The present case report introduces a 54-year old male patient who developed acute respiratory failure after sawing a concrete block for several hours without wearing a face mask. Save for a chronic obstructive pulmonary disease he was unremarkable for his past medical history. When the emergency physician arrived, oxyhaemoglobin saturation was only 54%. Severely obstructed breathing sounds and coarse bubbling rales over both lungs were audible. After endotracheal intubation, a great deal of white viscous mucus could be aspirated via the tubus. The chest radiograph after admission demonstrated cloudy, shadowed areas with emphasis on both lower lung fields. As pulmonary function did not improve inspite of drug therapy with prednisolone, theophylline, fenoterol, n-acetylcysteine and respiration therapy with 100% oxygen concentration, the patient was treated daily with bronchoscopic aspiration of the mucus. Only on the fourth day, after an additional ten hours in prone position, the lung function improved. The patient could be extubated on the fifth day. The final chest radiograph indicated no residuum apart from a very small shadowed area on the right angle between heart and diaphragm.

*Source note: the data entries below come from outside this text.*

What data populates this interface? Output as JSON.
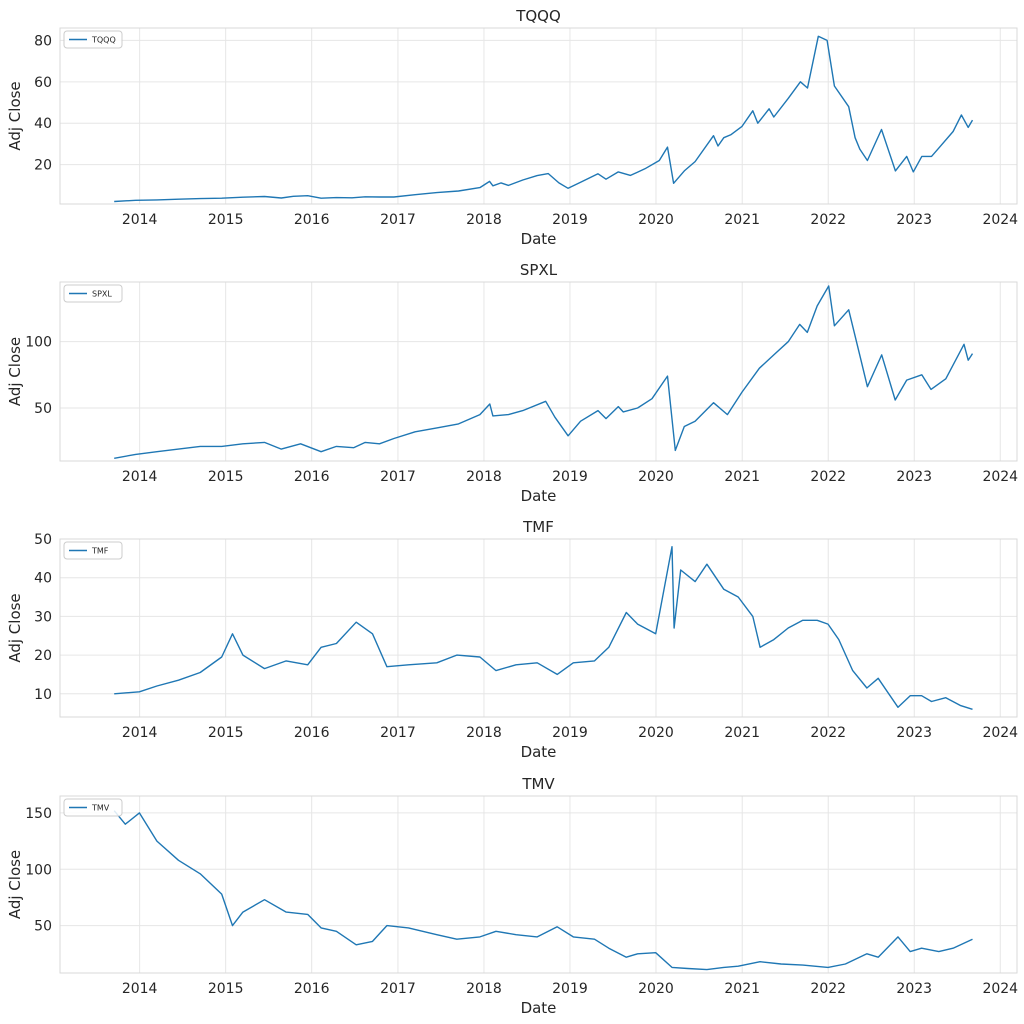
{
  "chart_data": [
    {
      "type": "line",
      "title": "TQQQ",
      "xlabel": "Date",
      "ylabel": "Adj Close",
      "legend": {
        "placement": "top-left",
        "entries": [
          "TQQQ"
        ]
      },
      "grid": true,
      "xlim": [
        "2013-01-28",
        "2024-03-12"
      ],
      "ylim": [
        1,
        86
      ],
      "xticks": [
        "2014",
        "2015",
        "2016",
        "2017",
        "2018",
        "2019",
        "2020",
        "2021",
        "2022",
        "2023",
        "2024"
      ],
      "yticks": [
        20,
        40,
        60,
        80
      ],
      "series": [
        {
          "name": "TQQQ",
          "color": "#1f77b4",
          "x": [
            "2013-09-15",
            "2013-12-15",
            "2014-03-15",
            "2014-06-15",
            "2014-09-15",
            "2014-12-15",
            "2015-03-15",
            "2015-06-15",
            "2015-08-25",
            "2015-10-15",
            "2015-12-15",
            "2016-02-10",
            "2016-04-15",
            "2016-06-20",
            "2016-08-15",
            "2016-10-15",
            "2016-12-15",
            "2017-03-15",
            "2017-06-15",
            "2017-09-15",
            "2017-12-15",
            "2018-01-25",
            "2018-02-08",
            "2018-03-15",
            "2018-04-15",
            "2018-06-15",
            "2018-08-15",
            "2018-10-01",
            "2018-11-15",
            "2018-12-24",
            "2019-02-15",
            "2019-04-30",
            "2019-06-03",
            "2019-07-25",
            "2019-09-15",
            "2019-11-15",
            "2020-01-15",
            "2020-02-19",
            "2020-03-16",
            "2020-04-30",
            "2020-06-15",
            "2020-09-01",
            "2020-09-20",
            "2020-10-15",
            "2020-11-15",
            "2020-12-31",
            "2021-02-15",
            "2021-03-08",
            "2021-04-25",
            "2021-05-15",
            "2021-07-15",
            "2021-09-05",
            "2021-10-05",
            "2021-11-20",
            "2021-12-27",
            "2022-01-27",
            "2022-03-29",
            "2022-04-25",
            "2022-05-15",
            "2022-06-16",
            "2022-08-15",
            "2022-10-13",
            "2022-11-30",
            "2022-12-28",
            "2023-02-02",
            "2023-03-15",
            "2023-04-15",
            "2023-06-15",
            "2023-07-20",
            "2023-08-18",
            "2023-09-05"
          ],
          "y": [
            2.2,
            2.8,
            3,
            3.3,
            3.6,
            3.8,
            4.3,
            4.6,
            3.9,
            4.7,
            5,
            3.8,
            4.1,
            4,
            4.5,
            4.4,
            4.4,
            5.5,
            6.5,
            7.3,
            8.9,
            11.9,
            9.8,
            11.2,
            10,
            12.6,
            14.7,
            15.7,
            11.2,
            8.6,
            11.5,
            15.6,
            13,
            16.5,
            14.8,
            18,
            22,
            28.5,
            11,
            17,
            21.5,
            34,
            29,
            33,
            34.5,
            38.5,
            46,
            40,
            47,
            43,
            52,
            60,
            57,
            82,
            80,
            58,
            48,
            33,
            27.5,
            22,
            37,
            17,
            24,
            16.5,
            24,
            24,
            28,
            36,
            44,
            38,
            41.5
          ]
        }
      ]
    },
    {
      "type": "line",
      "title": "SPXL",
      "xlabel": "Date",
      "ylabel": "Adj Close",
      "legend": {
        "placement": "top-left",
        "entries": [
          "SPXL"
        ]
      },
      "grid": true,
      "xlim": [
        "2013-01-28",
        "2024-03-12"
      ],
      "ylim": [
        10,
        145
      ],
      "xticks": [
        "2014",
        "2015",
        "2016",
        "2017",
        "2018",
        "2019",
        "2020",
        "2021",
        "2022",
        "2023",
        "2024"
      ],
      "yticks": [
        50,
        100
      ],
      "series": [
        {
          "name": "SPXL",
          "color": "#1f77b4",
          "x": [
            "2013-09-15",
            "2013-12-15",
            "2014-03-15",
            "2014-06-15",
            "2014-09-15",
            "2014-12-15",
            "2015-03-15",
            "2015-06-15",
            "2015-08-25",
            "2015-11-15",
            "2016-02-10",
            "2016-04-15",
            "2016-06-27",
            "2016-08-15",
            "2016-10-15",
            "2016-12-15",
            "2017-03-15",
            "2017-06-15",
            "2017-09-15",
            "2017-12-15",
            "2018-01-26",
            "2018-02-08",
            "2018-04-15",
            "2018-06-15",
            "2018-09-20",
            "2018-10-29",
            "2018-12-24",
            "2019-02-15",
            "2019-04-30",
            "2019-06-03",
            "2019-07-25",
            "2019-08-15",
            "2019-10-15",
            "2019-12-15",
            "2020-02-19",
            "2020-03-23",
            "2020-04-30",
            "2020-06-15",
            "2020-09-01",
            "2020-10-30",
            "2020-12-31",
            "2021-03-15",
            "2021-05-15",
            "2021-07-15",
            "2021-09-02",
            "2021-10-04",
            "2021-11-15",
            "2022-01-03",
            "2022-01-27",
            "2022-03-29",
            "2022-05-20",
            "2022-06-16",
            "2022-08-16",
            "2022-10-12",
            "2022-11-30",
            "2023-02-02",
            "2023-03-13",
            "2023-05-15",
            "2023-07-31",
            "2023-08-18",
            "2023-09-05"
          ],
          "y": [
            12,
            15,
            17,
            19,
            21,
            21,
            23,
            24,
            19,
            23,
            17,
            21,
            20,
            24,
            23,
            27,
            32,
            35,
            38,
            45,
            53,
            44,
            45,
            48,
            55,
            43,
            29,
            40,
            48,
            42,
            51,
            47,
            50,
            57,
            74,
            18,
            36,
            40,
            54,
            45,
            62,
            80,
            90,
            100,
            113,
            107,
            127,
            142,
            112,
            124,
            86,
            66,
            90,
            56,
            71,
            75,
            64,
            72,
            98,
            86,
            91
          ]
        }
      ]
    },
    {
      "type": "line",
      "title": "TMF",
      "xlabel": "Date",
      "ylabel": "Adj Close",
      "legend": {
        "placement": "top-left",
        "entries": [
          "TMF"
        ]
      },
      "grid": true,
      "xlim": [
        "2013-01-28",
        "2024-03-12"
      ],
      "ylim": [
        4,
        50
      ],
      "xticks": [
        "2014",
        "2015",
        "2016",
        "2017",
        "2018",
        "2019",
        "2020",
        "2021",
        "2022",
        "2023",
        "2024"
      ],
      "yticks": [
        10,
        20,
        30,
        40,
        50
      ],
      "series": [
        {
          "name": "TMF",
          "color": "#1f77b4",
          "x": [
            "2013-09-15",
            "2013-12-31",
            "2014-03-15",
            "2014-06-15",
            "2014-09-15",
            "2014-12-15",
            "2015-01-30",
            "2015-03-15",
            "2015-06-15",
            "2015-09-15",
            "2015-12-15",
            "2016-02-10",
            "2016-04-15",
            "2016-07-08",
            "2016-09-15",
            "2016-11-15",
            "2017-02-15",
            "2017-06-15",
            "2017-09-08",
            "2017-12-15",
            "2018-02-21",
            "2018-05-17",
            "2018-08-15",
            "2018-11-08",
            "2019-01-15",
            "2019-04-15",
            "2019-06-15",
            "2019-08-28",
            "2019-10-15",
            "2019-12-31",
            "2020-03-09",
            "2020-03-18",
            "2020-04-15",
            "2020-06-15",
            "2020-08-04",
            "2020-10-15",
            "2020-12-15",
            "2021-02-15",
            "2021-03-18",
            "2021-05-15",
            "2021-07-15",
            "2021-09-15",
            "2021-11-15",
            "2021-12-31",
            "2022-02-15",
            "2022-04-15",
            "2022-06-14",
            "2022-08-01",
            "2022-10-24",
            "2022-12-15",
            "2023-02-01",
            "2023-03-15",
            "2023-05-15",
            "2023-07-15",
            "2023-09-05"
          ],
          "y": [
            10,
            10.5,
            12,
            13.5,
            15.5,
            19.5,
            25.5,
            20,
            16.5,
            18.5,
            17.5,
            22,
            23,
            28.5,
            25.5,
            17,
            17.5,
            18,
            20,
            19.5,
            16,
            17.5,
            18,
            15,
            18,
            18.5,
            22,
            31,
            28,
            25.5,
            48,
            27,
            42,
            39,
            43.5,
            37,
            35,
            30,
            22,
            24,
            27,
            29,
            29,
            28,
            24,
            16,
            11.5,
            14,
            6.5,
            9.5,
            9.5,
            8,
            9,
            7,
            6
          ]
        }
      ]
    },
    {
      "type": "line",
      "title": "TMV",
      "xlabel": "Date",
      "ylabel": "Adj Close",
      "legend": {
        "placement": "top-left",
        "entries": [
          "TMV"
        ]
      },
      "grid": true,
      "xlim": [
        "2013-01-28",
        "2024-03-12"
      ],
      "ylim": [
        8,
        165
      ],
      "xticks": [
        "2014",
        "2015",
        "2016",
        "2017",
        "2018",
        "2019",
        "2020",
        "2021",
        "2022",
        "2023",
        "2024"
      ],
      "yticks": [
        50,
        100,
        150
      ],
      "series": [
        {
          "name": "TMV",
          "color": "#1f77b4",
          "x": [
            "2013-09-15",
            "2013-11-01",
            "2013-12-31",
            "2014-03-15",
            "2014-06-15",
            "2014-09-15",
            "2014-12-15",
            "2015-01-30",
            "2015-03-15",
            "2015-06-15",
            "2015-09-15",
            "2015-12-15",
            "2016-02-10",
            "2016-04-15",
            "2016-07-08",
            "2016-09-15",
            "2016-11-15",
            "2017-02-15",
            "2017-06-15",
            "2017-09-08",
            "2017-12-15",
            "2018-02-21",
            "2018-05-17",
            "2018-08-15",
            "2018-11-08",
            "2019-01-15",
            "2019-04-15",
            "2019-06-15",
            "2019-08-28",
            "2019-10-15",
            "2019-12-31",
            "2020-03-09",
            "2020-05-15",
            "2020-08-04",
            "2020-10-15",
            "2020-12-15",
            "2021-03-18",
            "2021-06-15",
            "2021-09-15",
            "2021-12-31",
            "2022-03-15",
            "2022-06-14",
            "2022-08-01",
            "2022-10-24",
            "2022-12-15",
            "2023-02-01",
            "2023-04-15",
            "2023-06-15",
            "2023-09-05"
          ],
          "y": [
            152,
            140,
            150,
            125,
            108,
            96,
            78,
            50,
            62,
            73,
            62,
            60,
            48,
            45,
            33,
            36,
            50,
            48,
            42,
            38,
            40,
            45,
            42,
            40,
            49,
            40,
            38,
            30,
            22,
            25,
            26,
            13,
            12,
            11,
            13,
            14,
            18,
            16,
            15,
            13,
            16,
            25,
            22,
            40,
            27,
            30,
            27,
            30,
            38
          ]
        }
      ]
    }
  ]
}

The inhalation of dusts, which have long been considered inert, can cause acute pulmonary reactions. We suggest that the massive, mechanical covering on the alveolar layer with still alkaline concrete dust in conjunction with a history of chronic bronchitis was responsible for the acute inflammation and oedematous swelling of the bronchial mucosa, bronchospasm, secretion of a highly viscid mucus, atelectasis, and thus for the ARDS.
吸入无机惰性粉尘,如混凝土粉尘,一般不被认为具有危险性。慢性接触后很少能观察到改变,如气流阻塞和黏液分泌增加。目前尚未有急性呼吸衰竭方面的急性反应报道。
本病例报告介绍了一名54岁男性患者,他在未戴口罩的情况下锯混凝土块数小时后出现急性呼吸衰竭。除慢性阻塞性肺疾病外,他既往病史无其他异常。急诊医生到达时,氧合血红蛋白饱和度仅为54%。两肺呼吸音严重受阻,可闻及粗大的水泡音。气管插管后,通过导管吸出大量白色黏稠黏液。入院后胸部X线片显示肺部有云雾状阴影区域,以下肺野为主。尽管使用泼尼松龙、茶碱、非诺特罗、N-乙酰半胱氨酸进行药物治疗,并采用100%氧浓度进行呼吸治疗,但肺功能仍未改善,因此每天对患者进行支气管镜下黏液抽吸治疗。仅在第四天,患者在俯卧位额外停留10小时后,肺功能才有所改善。患者于第五天拔管。最终胸部X线片显示除心脏与膈肌夹角右侧有一个非常小的阴影区域外,无残留病变。
长期以来被认为惰性的粉尘吸入可引起急性肺部反应。我们认为,大量碱性混凝土粉尘机械性覆盖肺泡层,再加上慢性支气管炎病史,是导致支气管黏膜急性炎症和水肿性肿胀、支气管痉挛、分泌高度黏稠黏液、肺不张,进而导致急性呼吸窘迫综合征的原因。